The day before we climbed to the top of Cerro Negro, I tried to login to my SOTA account to announce I was going to be there. For some reason, it would not accept my password.
When you publish your intentions to climb a SOTA peak in order to activate it via the SOTA website, the website publishes your itinerary to other ham radio operators. The ham operator climbing the peak is called an activator.
Back on the ground, the other hams who want to talk with the activator are called chasers. They can be in their houses, cars, outdoors in their backyard, or even on other SOTA summits waiting for you to get on the air.
SOTA awards the activator, the person climbing the SOTA peak, and the chasers points if they make a valid communication or contact with each other. It’s a fun way to blend hiking with ham radio.
Active SOTA chasers can amass many points in a day as they sit in their shacks in their skivvies while the activators have to often invest hours to get one or more points climbing, setting up their radios, and descending from a peak. Each SOTA summit has a point value based on all sorts of factors including the height and difficulty of scaling the peak.
I brought two radios with me as I wanted to try long-distance HF using Morse code and then use a small handheld radio on the local 2-meter frequency. My HB-1B four-band transceiver was perfect for the job as it’s a compact radio made for hiking and outdoor radio.
The multi-band thin wire end-fed antenna allows me to make contacts using Morse code on the 20 and 40-meter bands.
Small Handheld Radio
To work other operators in the southern California Los Angeles basin on 2 meters, I also had packed my Baofeng UV-5R. With all of this equipment I was confident I’d be able to gather the four needed contacts to activate the peak to get my two points.

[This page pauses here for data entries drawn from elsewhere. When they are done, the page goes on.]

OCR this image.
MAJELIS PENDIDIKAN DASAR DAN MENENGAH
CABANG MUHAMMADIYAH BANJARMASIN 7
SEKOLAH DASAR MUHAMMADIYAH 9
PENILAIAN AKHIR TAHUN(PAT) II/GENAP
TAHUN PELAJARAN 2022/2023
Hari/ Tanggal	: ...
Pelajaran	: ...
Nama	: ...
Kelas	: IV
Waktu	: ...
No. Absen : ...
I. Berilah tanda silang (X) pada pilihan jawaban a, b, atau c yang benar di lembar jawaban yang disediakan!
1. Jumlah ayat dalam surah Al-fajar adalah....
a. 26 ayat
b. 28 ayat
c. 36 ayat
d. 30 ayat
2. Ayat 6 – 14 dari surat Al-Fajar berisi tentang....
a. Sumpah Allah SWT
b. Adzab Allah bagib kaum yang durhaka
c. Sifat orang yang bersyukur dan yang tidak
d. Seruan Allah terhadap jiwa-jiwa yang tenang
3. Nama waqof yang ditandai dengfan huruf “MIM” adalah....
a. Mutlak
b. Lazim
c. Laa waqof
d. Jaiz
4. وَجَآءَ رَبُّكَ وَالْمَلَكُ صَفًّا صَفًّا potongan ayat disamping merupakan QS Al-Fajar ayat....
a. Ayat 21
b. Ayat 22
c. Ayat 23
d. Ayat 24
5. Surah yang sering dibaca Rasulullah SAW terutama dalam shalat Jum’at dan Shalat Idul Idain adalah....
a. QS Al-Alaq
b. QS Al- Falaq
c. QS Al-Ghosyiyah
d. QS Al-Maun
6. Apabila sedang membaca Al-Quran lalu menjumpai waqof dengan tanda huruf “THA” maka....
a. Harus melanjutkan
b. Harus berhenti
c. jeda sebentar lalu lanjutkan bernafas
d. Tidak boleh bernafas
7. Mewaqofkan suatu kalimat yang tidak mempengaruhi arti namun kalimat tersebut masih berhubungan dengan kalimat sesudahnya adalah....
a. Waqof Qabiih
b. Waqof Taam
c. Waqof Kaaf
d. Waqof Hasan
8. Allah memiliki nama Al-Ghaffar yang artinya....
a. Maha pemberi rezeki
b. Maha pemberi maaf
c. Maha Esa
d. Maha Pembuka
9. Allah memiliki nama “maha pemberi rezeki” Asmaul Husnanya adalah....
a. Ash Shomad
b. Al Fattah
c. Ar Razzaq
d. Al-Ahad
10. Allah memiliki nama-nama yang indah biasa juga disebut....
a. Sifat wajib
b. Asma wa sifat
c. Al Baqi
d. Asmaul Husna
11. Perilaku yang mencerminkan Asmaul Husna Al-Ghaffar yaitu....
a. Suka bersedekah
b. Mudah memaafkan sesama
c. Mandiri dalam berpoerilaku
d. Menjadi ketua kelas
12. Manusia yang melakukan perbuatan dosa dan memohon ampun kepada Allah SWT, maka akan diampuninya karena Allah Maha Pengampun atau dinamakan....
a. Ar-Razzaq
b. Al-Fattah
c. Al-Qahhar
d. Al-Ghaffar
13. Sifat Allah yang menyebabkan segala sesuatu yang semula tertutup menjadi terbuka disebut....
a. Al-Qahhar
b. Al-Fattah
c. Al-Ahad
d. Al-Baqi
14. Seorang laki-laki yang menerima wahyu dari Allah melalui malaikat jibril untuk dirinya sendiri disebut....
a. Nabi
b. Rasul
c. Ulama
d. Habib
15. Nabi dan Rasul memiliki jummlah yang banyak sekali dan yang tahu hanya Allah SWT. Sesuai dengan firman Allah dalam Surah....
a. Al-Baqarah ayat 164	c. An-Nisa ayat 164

But without having my intentions published on the SOTA website, it was a crapshoot.
It didn’t work. I was able to hear plenty of Morse code conversations on 20 meters, but when I transmitted my 1.5 watts of power couldn’t be heard or other operators decided not to come back at the slower CW speed I’m using at the current time.
I then jumped on 2 meters with my small handheld radio, but was only able to get one contact. The operator who came back was in the midst of an ARRL 100th anniversary contest trying to get as many contacts as he could.
He was kind enough to let me take over the national calling frequency, 146.520 Mhz, to see if I could get my other three contacts. I was not successful and yielded the frequency back to him.
On the summit there was a nice sitting bench. Next to the bench was a poured concrete pedestal that held the official USGS bronze benchmark. Someone had built a shrine with four white plastic skulls, a smaller painted blue skull, color photographs, a tiny elephant, piece of pottery, and a metal cap to a beer bottle.
I still had a great time with Dan and Steve. I got back to Steve’s house, and waiting for me in my email inbox from SOTA were instructions on resetting my password. I did that and now am ready to try again!